Comment 296 for bug 532633

Revision history for this message
aodhagan (aodhagan) wrote : Re: [light-theme] please revert the order of the window controls back to "menu:minimize,maximize,close"

Honestly people. Really? This whole thread has devolved into watching a flock of birds peck at one another. Trying to belabor this process to death by having a running popularity contest of who likes what where won't convince anybody of anything. I would be willing to go out on a limb and suggest that everyone who has posted to this tread thinks the same thing now as before they posted.

I in fact have been employed within the field of human computer interaction. This type of change just really isn't that significant. It is annoying to relearn, but so is everything else ever so subtly different between any two systems. Haven't you ever sat down at a friends computer and felt the psychological discomfort that comes from having different programs installed, short-cuts in different locations, and configuration settings slightly different?

My hat's off to the whole Ubuntu community for building a hell of a system. My hat is off, and will remain so, to Mark S. for his generosity in funding Canonical and the Ubuntu community with his personal resources, including his time and his wealth. Show some gratitude and stop acting like my six year old.

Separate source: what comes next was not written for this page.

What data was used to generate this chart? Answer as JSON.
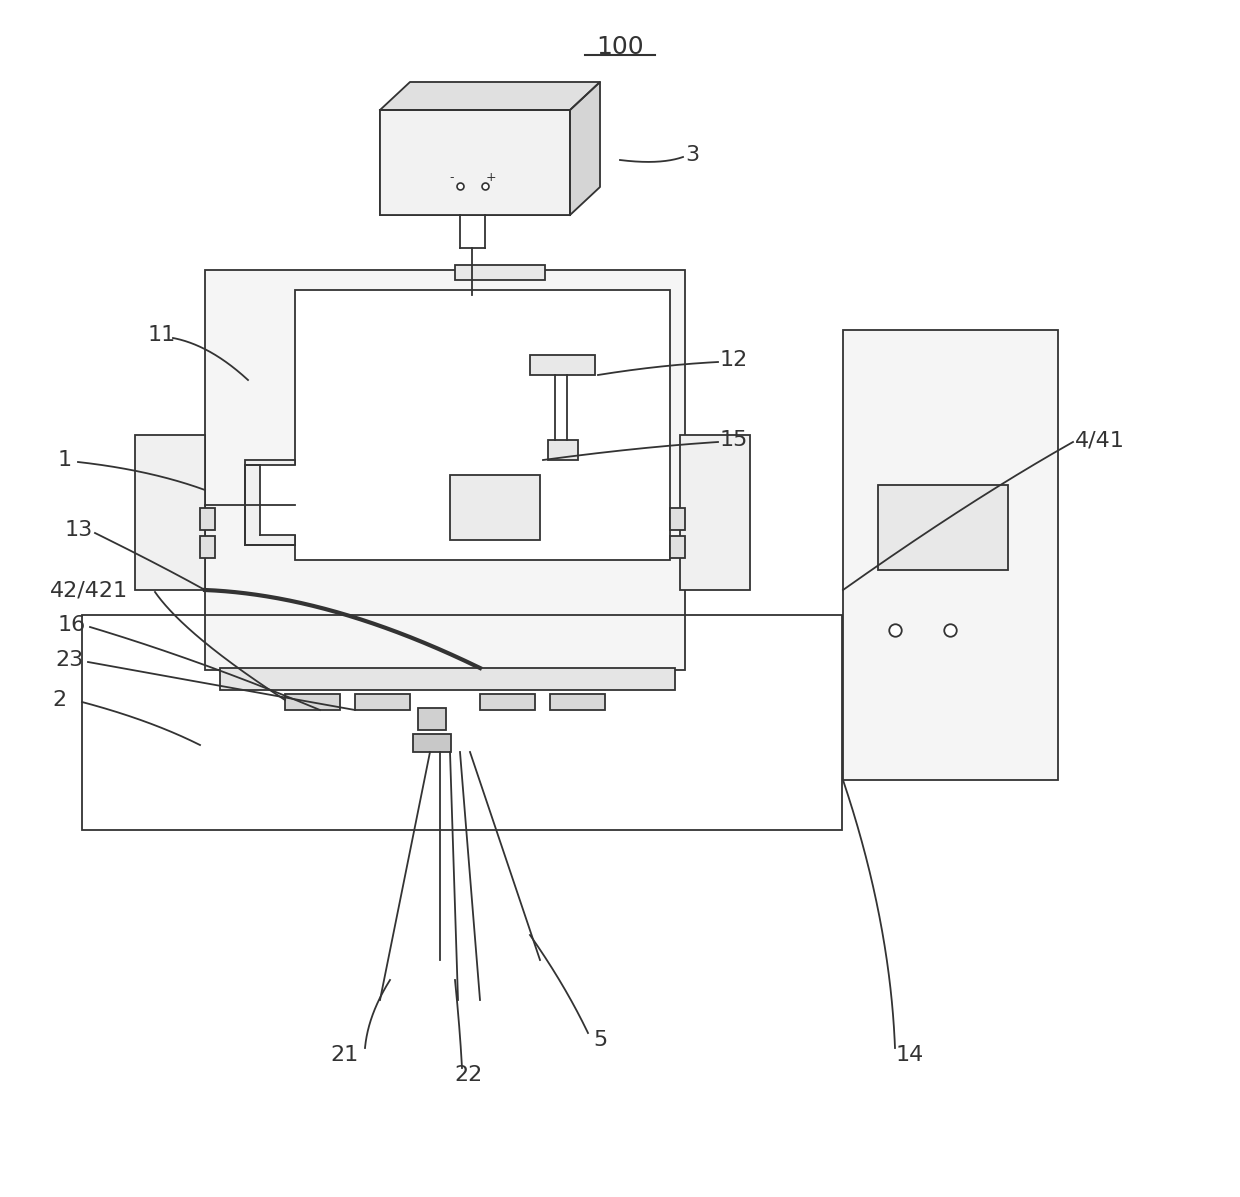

Mark and the design team are making a tough call. That's what they do. That's why they are in the positions they inhabit. Even wolves and lions recognize that any group needs leaders. In the end, a committee creates excellent dialogue, but the chairperson has to make the decisions and live with the results.

My two cents suggest that the current position of the close button on the right side of the three windowing buttons 'feels' wrong. The buttons were kept in the same order as on the right, but simply moved to the left. Understanding the danger of using the same layout as Mac OS X, and the comments of copying and emulation that will undoubtably ensue, the close button seems to belong in the corner. However, its not my call. I love enough about Ubuntu not to get in a huff over one issue. If a persons commitment to something can't even weather one issue failing to meet expectations, then their commitment was zero anyway.

Thank you again to everybody who has worked so hard to make Lucid such a well developed system, especially those whose contributions have spanned not only this release, but all those that came before - those long hours of incremental improvement have made this a highly anticipated release in my Free Software experience.